The Mazaruni menace

More of a quaint, 19th century, Victorian heritage site than a national maximum security penitentiary, the Mazaruni Prison has once again become the scene of an escape of some of its desperate inmates.

Situated on the northern bank of the Mazaruni River and built in 1845 as a maximum-security prison, the Mazaruni Prison is ancient in appearance, insecure in structure, understaffed in management, and sprawling in area. The out-of-sight Prison has been out-of-mind of the Ministry of Home Affairs which seems not to understand the menace that a major escape of dangerous prisoners could pose to the community at large.
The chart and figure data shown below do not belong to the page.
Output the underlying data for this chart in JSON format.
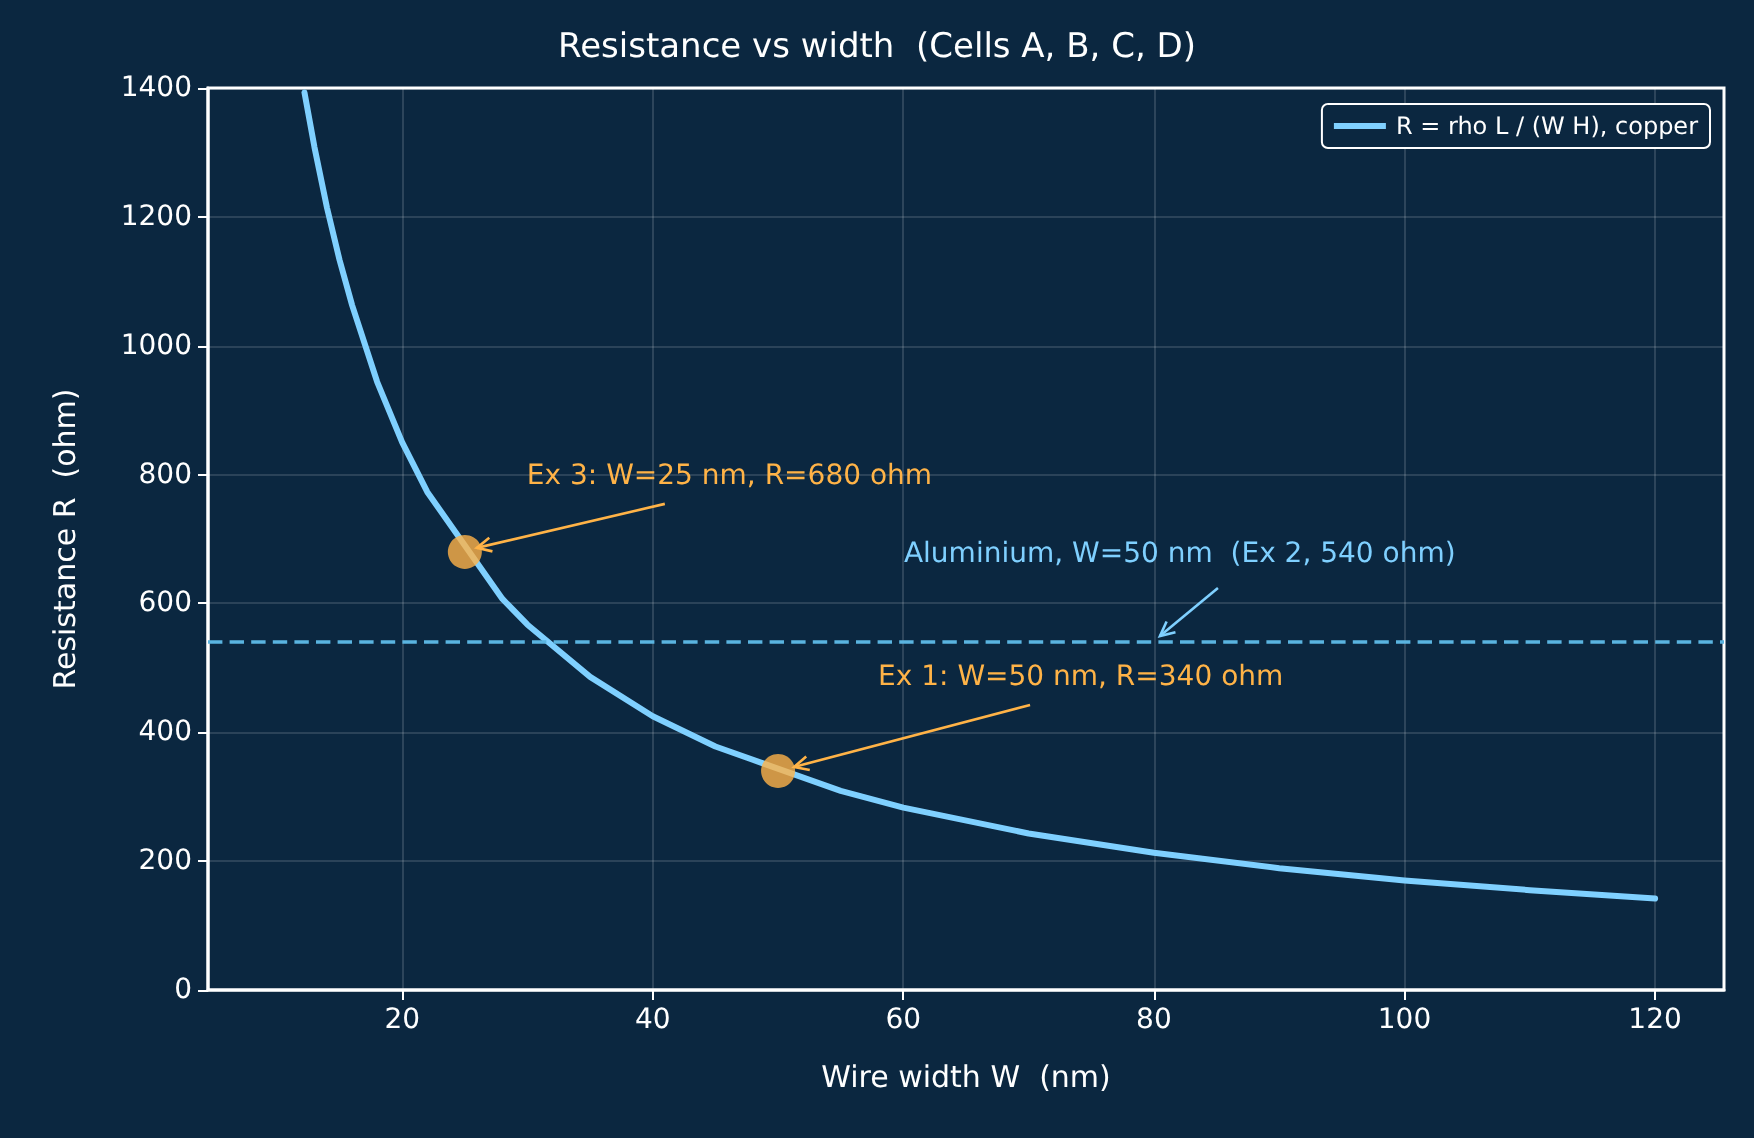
{
  "chart_data": {
    "type": "line",
    "title": "Resistance vs width  (Cells A, B, C, D)",
    "xlabel": "Wire width W  (nm)",
    "ylabel": "Resistance R  (ohm)",
    "series": [
      {
        "name": "R = rho L / (W H), copper",
        "color": "#7fd0ff",
        "x": [
          12.2,
          13,
          14,
          15,
          16,
          18,
          20,
          22,
          28,
          30,
          35,
          40,
          45,
          55,
          60,
          70,
          80,
          90,
          100,
          110,
          120
        ],
        "values": [
          1393,
          1308,
          1214,
          1133,
          1063,
          944,
          850,
          773,
          607,
          567,
          486,
          425,
          378,
          309,
          283,
          243,
          213,
          189,
          170,
          155,
          142
        ],
        "marker": "none"
      },
      {
        "type": "scatter",
        "color": "#ffb347",
        "x": [
          25,
          50
        ],
        "values": [
          680,
          340
        ],
        "marker": "circle"
      }
    ],
    "xlim": [
      4.5,
      125.5
    ],
    "xticks": [
      20,
      40,
      60,
      80,
      100,
      120
    ],
    "ylim": [
      0,
      1400
    ],
    "yticks": [
      0,
      200,
      400,
      600,
      800,
      1000,
      1200,
      1400
    ],
    "grid": true,
    "legend": "top right",
    "ref_lines": [
      {
        "axis": "y",
        "value": 540,
        "color": "#5ab4e0",
        "line_style": "dashed"
      }
    ],
    "annotations": [
      {
        "text": "Ex 3: W=25 nm, R=680 ohm",
        "x": 25,
        "y": 680
      },
      {
        "text": "Aluminium, W=50 nm  (Ex 2, 540 ohm)",
        "x": 80,
        "y": 540
      },
      {
        "text": "Ex 1: W=50 nm, R=340 ohm",
        "x": 50,
        "y": 340
      }
    ]
  }
}
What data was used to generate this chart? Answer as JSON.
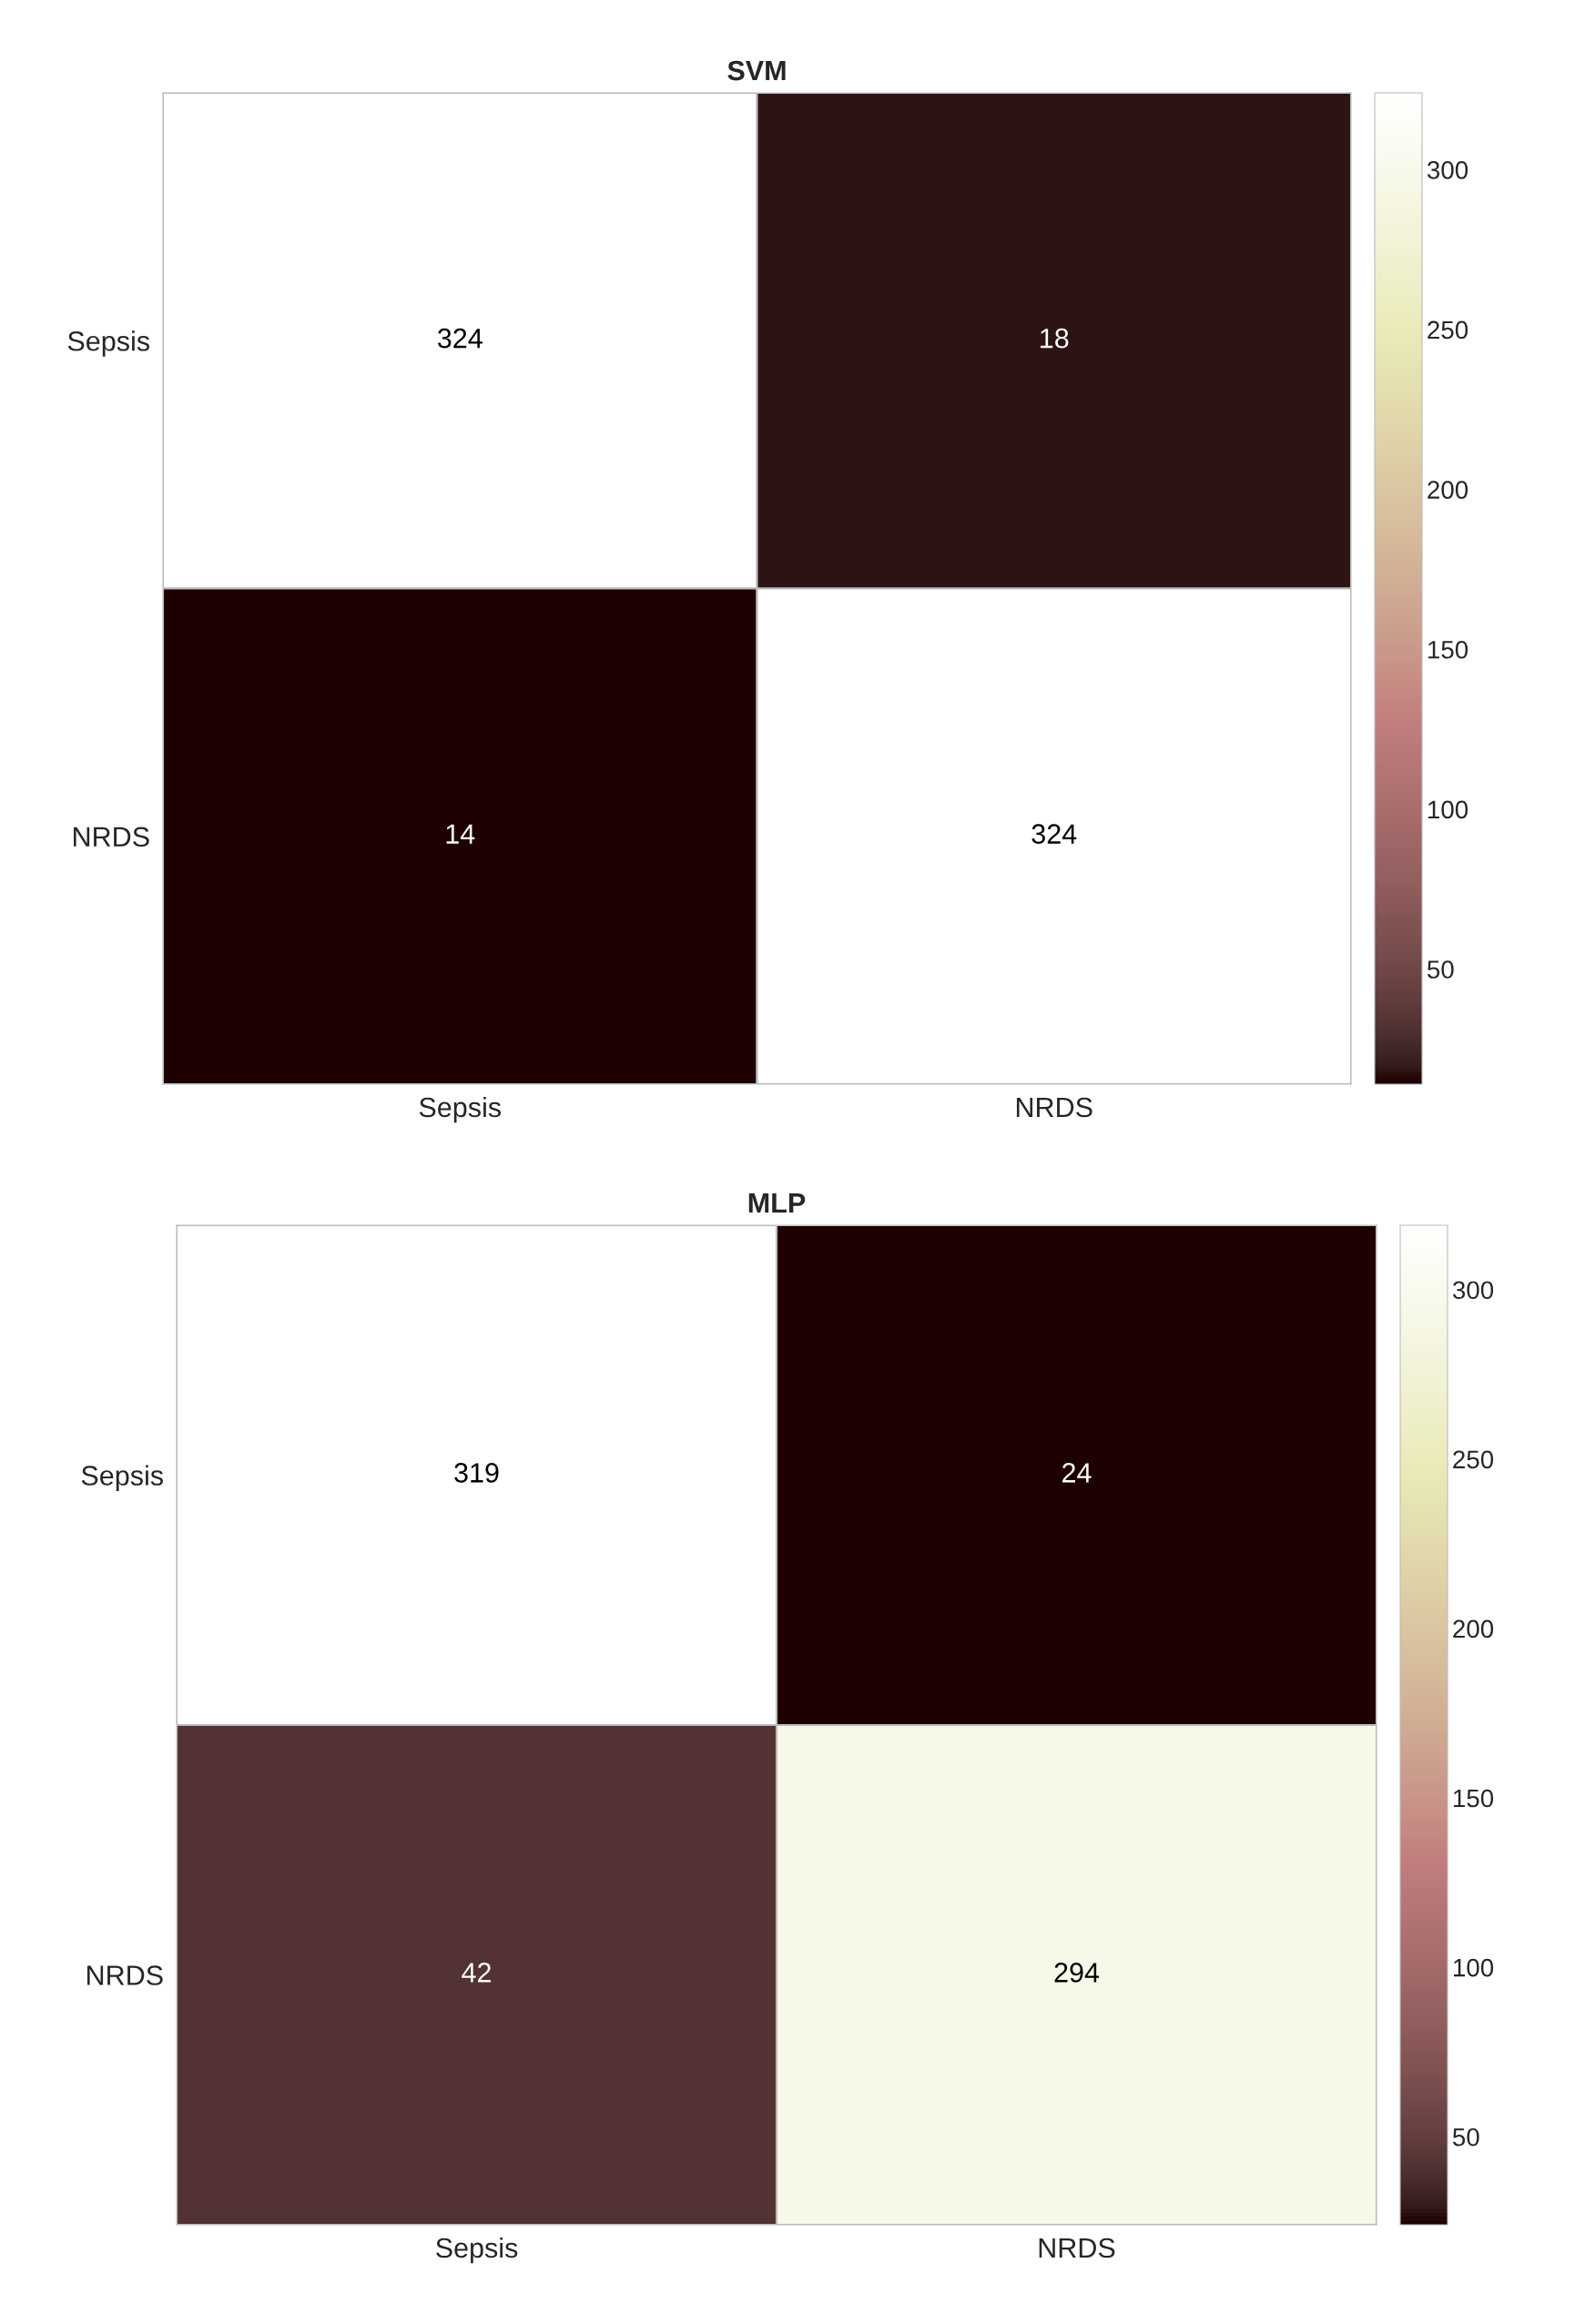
{
  "chart_data": [
    {
      "type": "heatmap",
      "title": "SVM",
      "categories": [
        "Sepsis",
        "NRDS"
      ],
      "y_categories": [
        "Sepsis",
        "NRDS"
      ],
      "cells": [
        [
          324,
          18
        ],
        [
          14,
          324
        ]
      ],
      "data_labels": true,
      "clim": [
        14,
        324
      ],
      "cticks": [
        50,
        100,
        150,
        200,
        250,
        300
      ]
    },
    {
      "type": "heatmap",
      "title": "MLP",
      "categories": [
        "Sepsis",
        "NRDS"
      ],
      "y_categories": [
        "Sepsis",
        "NRDS"
      ],
      "cells": [
        [
          319,
          24
        ],
        [
          42,
          294
        ]
      ],
      "data_labels": true,
      "clim": [
        24,
        319
      ],
      "cticks": [
        50,
        100,
        150,
        200,
        250,
        300
      ]
    }
  ]
}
But only a decade ago on 7 August 1997, the same Mazaruni Prison was the scene of Guyana’s most destructive prison riot in which four dormitories were burnt to the ground. Piqued over the imposition of curfew time, prisoners staged a major insurrection, arming themselves with tools from the prison shed and lighting fires. As the riot erupted, the outnumbered squad of wardens could do no more than secure escape routes until police and military reinforcements arrived. The lessons of insufficient staffing seem not to have been learnt.

Again, in November 2005, five dangerous prisoners broke out of the same Mazaruni Prison after ripping out wooden bars on their cell doors and simply cutting the compound’s chain-link fence. They were all captured shortly afterwards but the lessons of rickety structures seem not to have been learnt.

This time, Director of Prisons Dale Erskine explained, nine unarmed prisoners overpowered the guards, walked through the gate, scaled the fence and vanished into the bush, a direct consequence of poor staffing and weak security structures.

The Guyana Prison Service has complained repeatedly to the Ministry of Home Affairs that its security equipment does not match the security needs to deal with desperate and dangerous inmates who are capable of causing escapes, fires and riots. The increasing numbers and changing character of the prisoners necessitate increased staffing, fortified prisons, improved communication systems and advanced technology, including monitoring cameras and scanners, to prevent or suppress disorder.

The Mazaruni Prison need not be a menace; if rehabilitated and expanded, it offers the best prospect not only for relieving the congestion at the Georgetown Prison but also for producing food through agriculture; for engaging prisoners in constructive activities as a form of training and rehabilitation, and for providing a safe environment for citizens far away from population centres.

The Mazaruni Prison has only 361 convicts but the warden-inmate ratio is a scant 1:40, not sufficient to supervise farm labour much less quell a major riot or prevent breakout. As the prison population grows, there ought to be a commensurate increase in the number of prison officers who are now about 20 per cent below the authorised strength. Even that level, set some time ago, is out of date yet has never been realized.

Despite mounting evidence of the menace of disorder, the administration has done little over the past decade to correct the dangerous physical and personnel problems that plague the Prison Service. Public funding for the strengthening of the country’s jails has been paltry, suggesting an interest in no more than stop-gap measures.

Seemingly oblivious to the grave implications of the continuing shortages of prison officers and the far-too-frequent breakouts of prisoners, the only remedy Minister of Home Affairs Clement Rohee could recommend was “that staffing is always under review.”